C’était, on le conçoit aisément, un homme sombre, taciturne, qui pouvait passer des jours entiers sans prononcer une parole. Et pourtant, il s’était pris d’affection pour Siga. Il avait apprécié le sérieux avec lequel celui-ci convoyait ses marchandises jusqu’au port, la modestie de son comportement et il s’était convaincu que ce jeune Bambara était plus honnête que tous les garçons de son âge engagés dans la même activité. Aussi lui avait-il offert d’entrer à son service où il serait nourri, logé, convenablement vêtu avec la possibilité de s’instruire de tous les mystères des transactions commerciales. Siga qui était las de sa vie rude d’ânier avait accepté avec empressement. En effet, depuis deux ans maintenant, il dormait parmi une douzaine de corps malodorants dans une case exiguë du quartier d’Albaradiou, se levant avant le jour, portant sur ses épaules ou sa tête des poids considérables, méprisé de tous. Quand il pensait à Ségou et à ses parents, il était parfois pris d’une violente rancœur. Enfin, s’il avait pris fantaisie à Tiékoro de se convertir et de devenir étudiant, pourquoi lui avait-on donné mission de l’accompagner ? Était-il donc l’esclave de son frère ? Aussi, quand il envisageait de retourner chez lui, se voyait-il conquérant, orgueilleux, suivi d’une caravane de douze chameaux, chargés d’objets inconnus à Ségou. Les gens sortiraient dans les rues :

— Hé ! Est-ce que ce n’est pas le fils-de-celle-qui-s’est-jetée-dans-le-puits ?
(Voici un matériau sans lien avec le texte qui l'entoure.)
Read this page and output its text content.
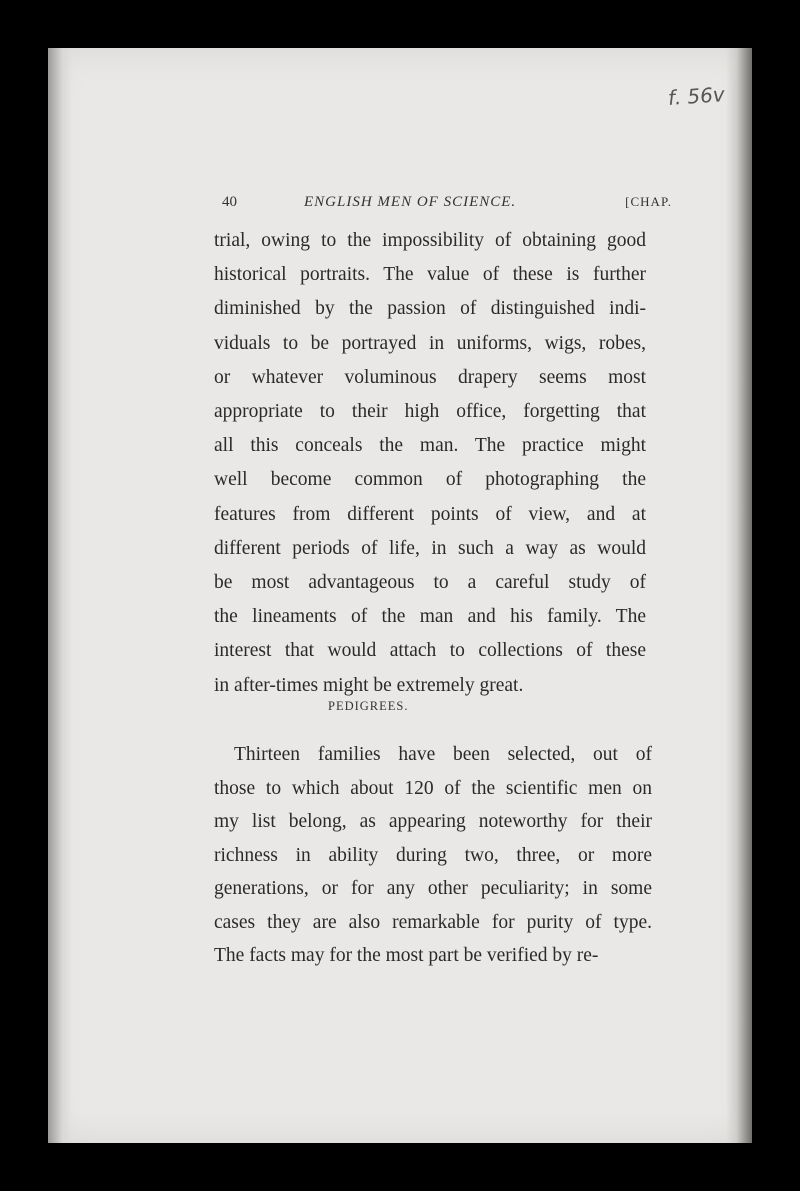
f. 56v
40	ENGLISH MEN OF SCIENCE.	[CHAP.
trial, owing to the impossibility of obtaining good
historical portraits. The value of these is further
diminished by the passion of distinguished indi-
viduals to be portrayed in uniforms, wigs, robes,
or whatever voluminous drapery seems most
appropriate to their high office, forgetting that
all this conceals the man. The practice might
well become common of photographing the
features from different points of view, and at
different periods of life, in such a way as would
be most advantageous to a careful study of
the lineaments of the man and his family. The
interest that would attach to collections of these
in after-times might be extremely great.
PEDIGREES.
Thirteen families have been selected, out of
those to which about 120 of the scientific men on
my list belong, as appearing noteworthy for their
richness in ability during two, three, or more
generations, or for any other peculiarity; in some
cases they are also remarkable for purity of type.
The facts may for the most part be verified by re-
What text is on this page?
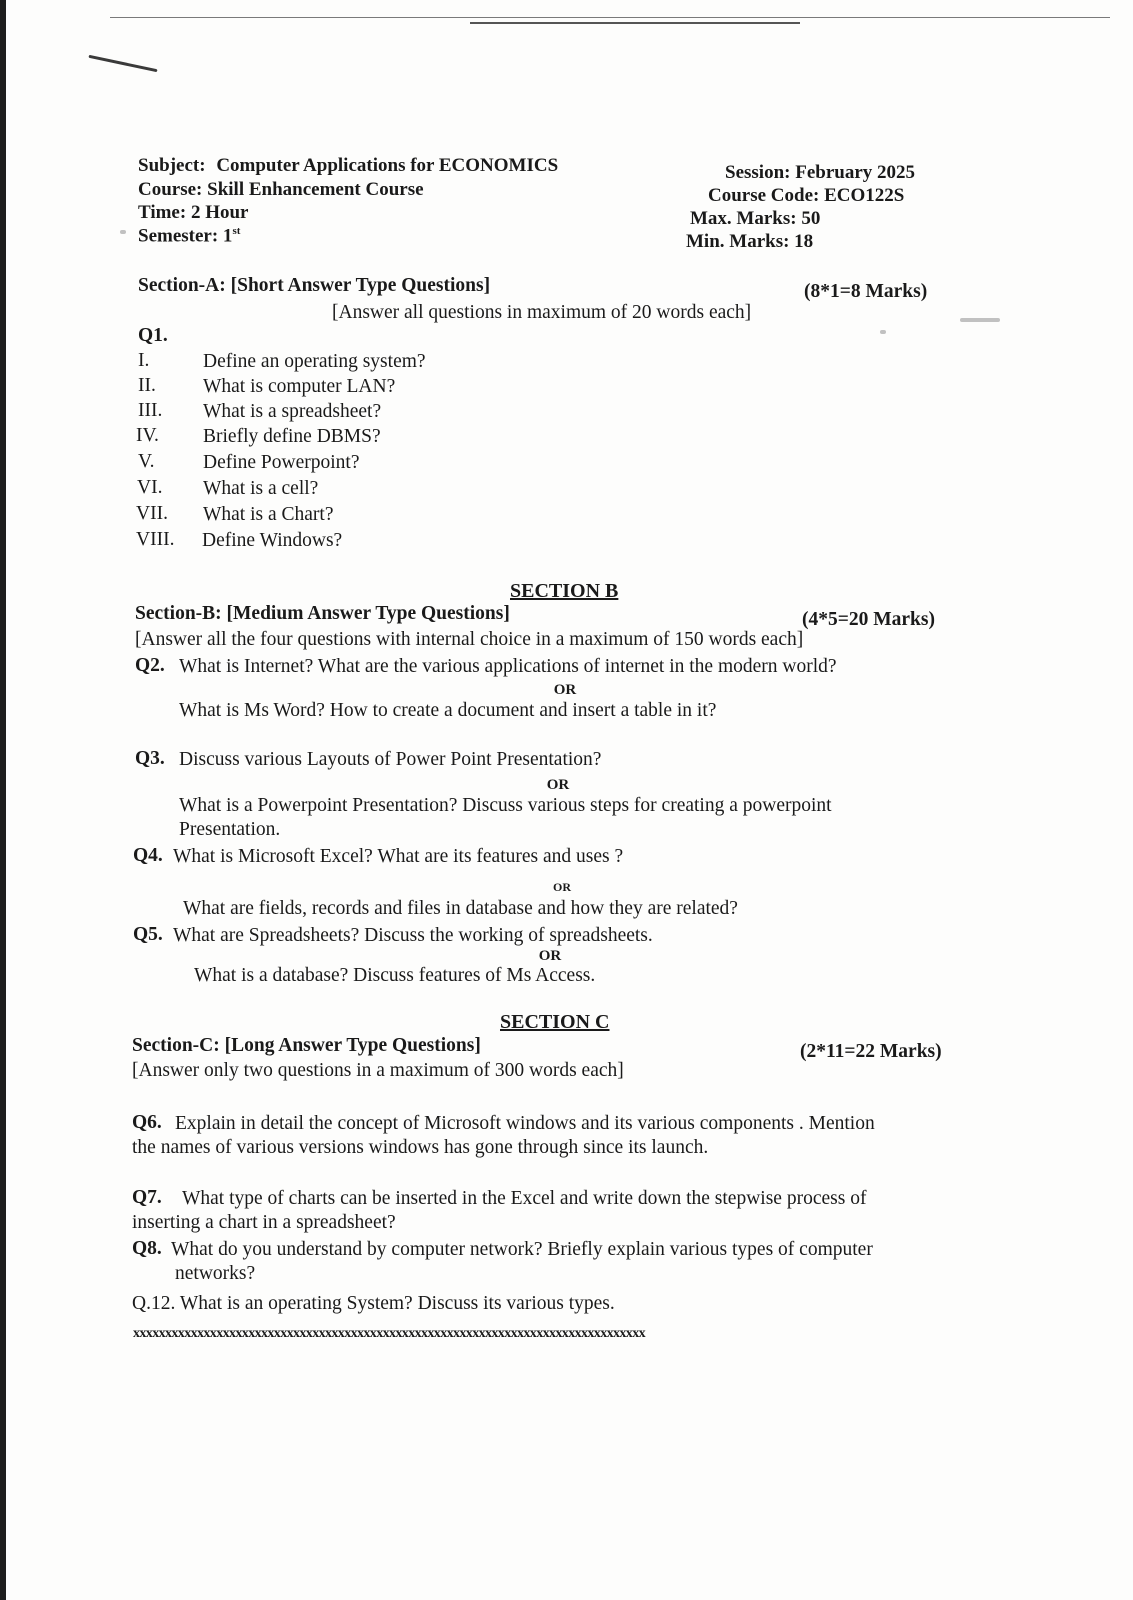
Subject: Computer Applications for ECONOMICS
Course: Skill Enhancement Course
Time: 2 Hour
Semester: 1st
Session: February 2025
Course Code: ECO122S
Max. Marks: 50
Min. Marks: 18
Section-A: [Short Answer Type Questions]	(8*1=8 Marks)
[Answer all questions in maximum of 20 words each]
Q1.
I.	Define an operating system?
II. What is computer LAN?
III. What is a spreadsheet?
IV. Briefly define DBMS?
V. Define Powerpoint?
VI. What is a cell?
VII. What is a Chart?
VIII. Define Windows?
SECTION B
Section-B: [Medium Answer Type Questions]	(4*5=20 Marks)
[Answer all the four questions with internal choice in a maximum of 150 words each]
Q2. What is Internet? What are the various applications of internet in the modern world?
OR
What is Ms Word? How to create a document and insert a table in it?
Q3. Discuss various Layouts of Power Point Presentation?
OR
What is a Powerpoint Presentation? Discuss various steps for creating a powerpoint
Presentation.
Q4. What is Microsoft Excel? What are its features and uses ?
OR
What are fields, records and files in database and how they are related?
Q5. What are Spreadsheets? Discuss the working of spreadsheets.
OR
What is a database? Discuss features of Ms Access.
SECTION C
Section-C: [Long Answer Type Questions]	(2*11=22 Marks)
[Answer only two questions in a maximum of 300 words each]
Q6. Explain in detail the concept of Microsoft windows and its various components . Mention
the names of various versions windows has gone through since its launch.
Q7. What type of charts can be inserted in the Excel and write down the stepwise process of
inserting a chart in a spreadsheet?
Q8. What do you understand by computer network? Briefly explain various types of computer
networks?
Q.12. What is an operating System? Discuss its various types.
xxxxxxxxxxxxxxxxxxxxxxxxxxxxxxxxxxxxxxxxxxxxxxxxxxxxxxxxxxxxxxxxxxxxxxxxxxxxxxxx
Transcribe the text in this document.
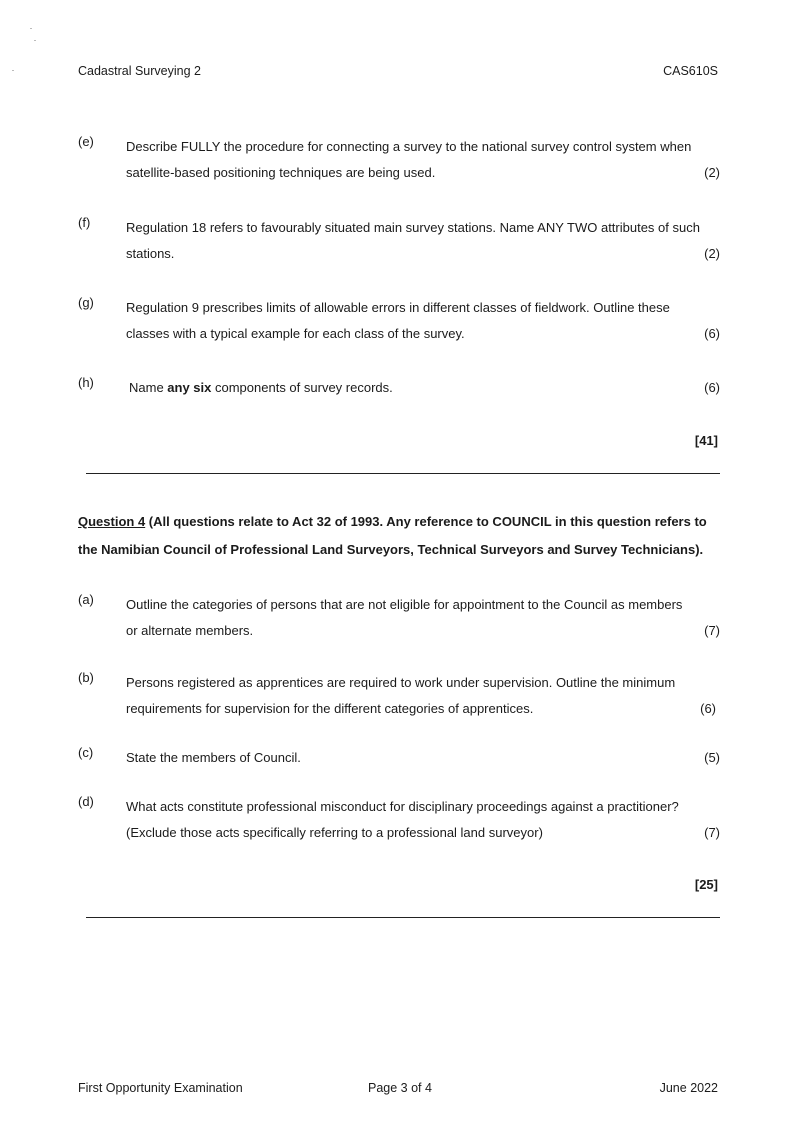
Cadastral Surveying 2	CAS610S
(e)	Describe FULLY the procedure for connecting a survey to the national survey control system when
satellite-based positioning techniques are being used.	(2)
(f)	Regulation 18 refers to favourably situated main survey stations. Name ANY TWO attributes of such
stations.	(2)
(g)	Regulation 9 prescribes limits of allowable errors in different classes of fieldwork. Outline these
classes with a typical example for each class of the survey.	(6)
(h)	Name any six components of survey records.	(6)
[41]
Question 4 (All questions relate to Act 32 of 1993. Any reference to COUNCIL in this question refers to
the Namibian Council of Professional Land Surveyors, Technical Surveyors and Survey Technicians).
(a)	Outline the categories of persons that are not eligible for appointment to the Council as members
or alternate members.	(7)
(b)	Persons registered as apprentices are required to work under supervision. Outline the minimum
requirements for supervision for the different categories of apprentices.	(6)
(c)	State the members of Council.	(5)
(d)	What acts constitute professional misconduct for disciplinary proceedings against a practitioner?
(Exclude those acts specifically referring to a professional land surveyor)	(7)
[25]
First Opportunity Examination	Page 3 of 4	June 2022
Les diély, flairant l’or, s’attacheraient à ses pas et Dousika regretterait de l’avoir méconnu. La voix d’Abdallah le tira de ses rêves de gloire.

— J’ai déposé des vêtements dans ta chambre. Ils m’appartenaient, mais je t’en fais cadeau. Tu es tellement grand et fort qu’ils t’iront. Ensuite, va chez le pacha porter des chites de Pondichéry à ses femmes. Je les avais commandées pour elles.

Tandis que Siga découvrait le charme qu’il y avait à circuler comme un garçon exerçant un métier honorable, suivi par les rues de deux esclaves, Tiékoro continuait de son côté de se ronger. Puisque El-Hadj Baba Abou envisageait de donner sa fille à un homme de Marrakech, c’est qu’il n’avait rien contre les étrangers. Il est vrai qu’il s’agissait d’un Marocain, et Tiékoro n’ignorait rien des relations particulières entre ces derniers et la population de la région. De toute façon, son amour et son désir pour Ayisha étaient tels qu’il se sentait de taille à faire front au père, mais d’abord fallait-il savoir si la belle le soutiendrait. Attendre Moulaye Abdallah pour lui servir d’intermédiaire ? Sa lettre expédiée par voie d’eau mettrait au moins quatre semaines à atteindre Gao…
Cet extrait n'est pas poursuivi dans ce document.